The business version has a lot of additional features aimed at making your videos as professional as possible. They have cross-platform sharing and editing features, as well as analytics for your uploaded videos. Most importantly, it allows clipping and reordering video scenes, something FilmoraGo and other mobile apps don’t generally do. It’s quite good, but limited in the number and length of videos you can create unless you pay for at least the $20 per month plan. The fully featured business plan is $35 per month and, if you’re going to pay for it all, is the one I would most recommend.

3. Shakr

Shakr is a desktop video editing app that is nevertheless aimed at simple video editing. It’s not as complex as something like Lightbox or Adobe Premiere, both of which can be exceedingly useful but also exceedingly complicated. Shakr is a much more simple editor that bridges the gap between “I recorded this on my phone” and “this is something produced for my business.”

Shakr Homepage

Shakr is a template-based video editor that helps you produce videos from scratch or use your own footage to make a video based on their designs. They control things like filters, cuts, music cues, length, and a call to action all with the editing. It’s primarily aimed at small businesses, but the list of templates is enormous and spans a wide range of possible business types. It works quite well for ads as well as organic posts.
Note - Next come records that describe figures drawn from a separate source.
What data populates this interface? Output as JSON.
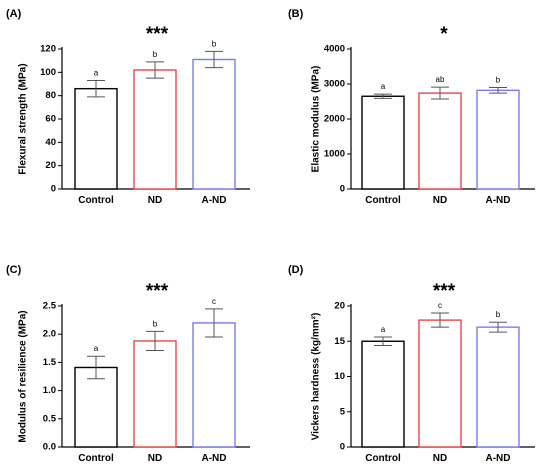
{
  "chart_data": [
    {
      "type": "bar",
      "panel_label": "(A)",
      "significance": "***",
      "categories": [
        "Control",
        "ND",
        "A-ND"
      ],
      "values": [
        86,
        102,
        111
      ],
      "errors": [
        7,
        7,
        7
      ],
      "letters": [
        "a",
        "b",
        "b"
      ],
      "colors": [
        "#000000",
        "#e8484d",
        "#7c7cf0"
      ],
      "ylabel": "Flexural strength (MPa)",
      "ylim": [
        0,
        120
      ],
      "yticks": [
        0,
        20,
        40,
        60,
        80,
        100,
        120
      ],
      "ytick_labels": [
        "0",
        "20",
        "40",
        "60",
        "80",
        "100",
        "120"
      ]
    },
    {
      "type": "bar",
      "panel_label": "(B)",
      "significance": "*",
      "categories": [
        "Control",
        "ND",
        "A-ND"
      ],
      "values": [
        2650,
        2740,
        2820
      ],
      "errors": [
        60,
        170,
        80
      ],
      "letters": [
        "a",
        "ab",
        "b"
      ],
      "colors": [
        "#000000",
        "#e8484d",
        "#7c7cf0"
      ],
      "ylabel": "Elastic modulus (MPa)",
      "ylim": [
        0,
        4000
      ],
      "yticks": [
        0,
        1000,
        2000,
        3000,
        4000
      ],
      "ytick_labels": [
        "0",
        "1000",
        "2000",
        "3000",
        "4000"
      ]
    },
    {
      "type": "bar",
      "panel_label": "(C)",
      "significance": "***",
      "categories": [
        "Control",
        "ND",
        "A-ND"
      ],
      "values": [
        1.41,
        1.88,
        2.2
      ],
      "errors": [
        0.2,
        0.17,
        0.25
      ],
      "letters": [
        "a",
        "b",
        "c"
      ],
      "colors": [
        "#000000",
        "#e8484d",
        "#7c7cf0"
      ],
      "ylabel": "Modulus of resilience (MPa)",
      "ylim": [
        0,
        2.5
      ],
      "yticks": [
        0,
        0.5,
        1,
        1.5,
        2,
        2.5
      ],
      "ytick_labels": [
        "0.0",
        "0.5",
        "1.0",
        "1.5",
        "2.0",
        "2.5"
      ]
    },
    {
      "type": "bar",
      "panel_label": "(D)",
      "significance": "***",
      "categories": [
        "Control",
        "ND",
        "A-ND"
      ],
      "values": [
        15,
        18,
        17
      ],
      "errors": [
        0.6,
        1.0,
        0.7
      ],
      "letters": [
        "a",
        "c",
        "b"
      ],
      "colors": [
        "#000000",
        "#e8484d",
        "#7c7cf0"
      ],
      "ylabel": "Vickers hardness (kg/mm²)",
      "ylim": [
        0,
        20
      ],
      "yticks": [
        0,
        5,
        10,
        15,
        20
      ],
      "ytick_labels": [
        "0",
        "5",
        "10",
        "15",
        "20"
      ]
    }
  ]
}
The basic Shakr plan starts at $50 per month and only allows you one un-watermarked video per month. The standard plan is $100 per month and gives you access to the full template library, commercially licensed music, unlimited videos, and their advertising engine. $180 per month also gets you reseller rights, custom watermarks, and team accounts, and $350 per month gets you some enterprise-level features most of my readers probably don’t care about.

4. Camtasia

Camtasia is a video editor made by TechSmith and is one of the professional tools used throughout the industry. It’s great for editing videos you shoot with a phone, a professional digital camera, or via screen recording. You can edit, crop, split, splice, and otherwise adjust your video quickly and easily. They have a whole library of transitions, effects, animations, and filters you can use to fit the perfect aesthetic for your videos.

Camtasia Homepage

Camtasia has a low skill floor, but a high skill ceiling. It’s easy to use if all you want to do is make basic edits to videos and push them to Facebook. It’s also extremely powerful if you want to make cleverly produced montages, explainer videos, or more advanced creations for branding purposes. It’s high precision, allows a wide variety of export options, and is generally considered a high quality professional tool.

Camtasia can also be used for recording video or audio that passes through your computer, in case you want to monitor what someone using a screensharing app or VOIP is doing.

Pricing is the one downside of Camtasia, though it’s pretty reasonable. A single license for unlimited, unfettered use is $249, with no monthly subscriptions. You will have to pay about $100 for software upgrades when they happen, though they’re relatively rare. Also, they don’t provide a library of licensed audio; you have to do that yourself, which might mean more licensing fees. Then again, that’s true of any video editor you use if you don’t like their stock library.

5. Open Broadcaster Software Studio

OBS Studio is one of a handful of options aimed not at producing video, but at streaming it. Facebook live video is becoming increasingly prominent and valuable for brands, and OBS Studio is a great option for broadcasting. You will need to figure out your Facebook Live streaming key to add it to OBS, and you’ll need to find your way around scenes and whatnot, but you can create live videos with it with relative ease.

OBS Studio

OBS Studio is free to use for all platforms. It has built-in video and audio processing, so you can do anything from change colors and add filters to reduce noise and add a noise gate. You can also add multiple elements or feeds at once to one scene, adjust anything dynamically, and monitor the performance of your stream in real time. It also allows you to record your output locally, even with better resolution and framerate, so you can edit the video for future uploading in a more professional setting.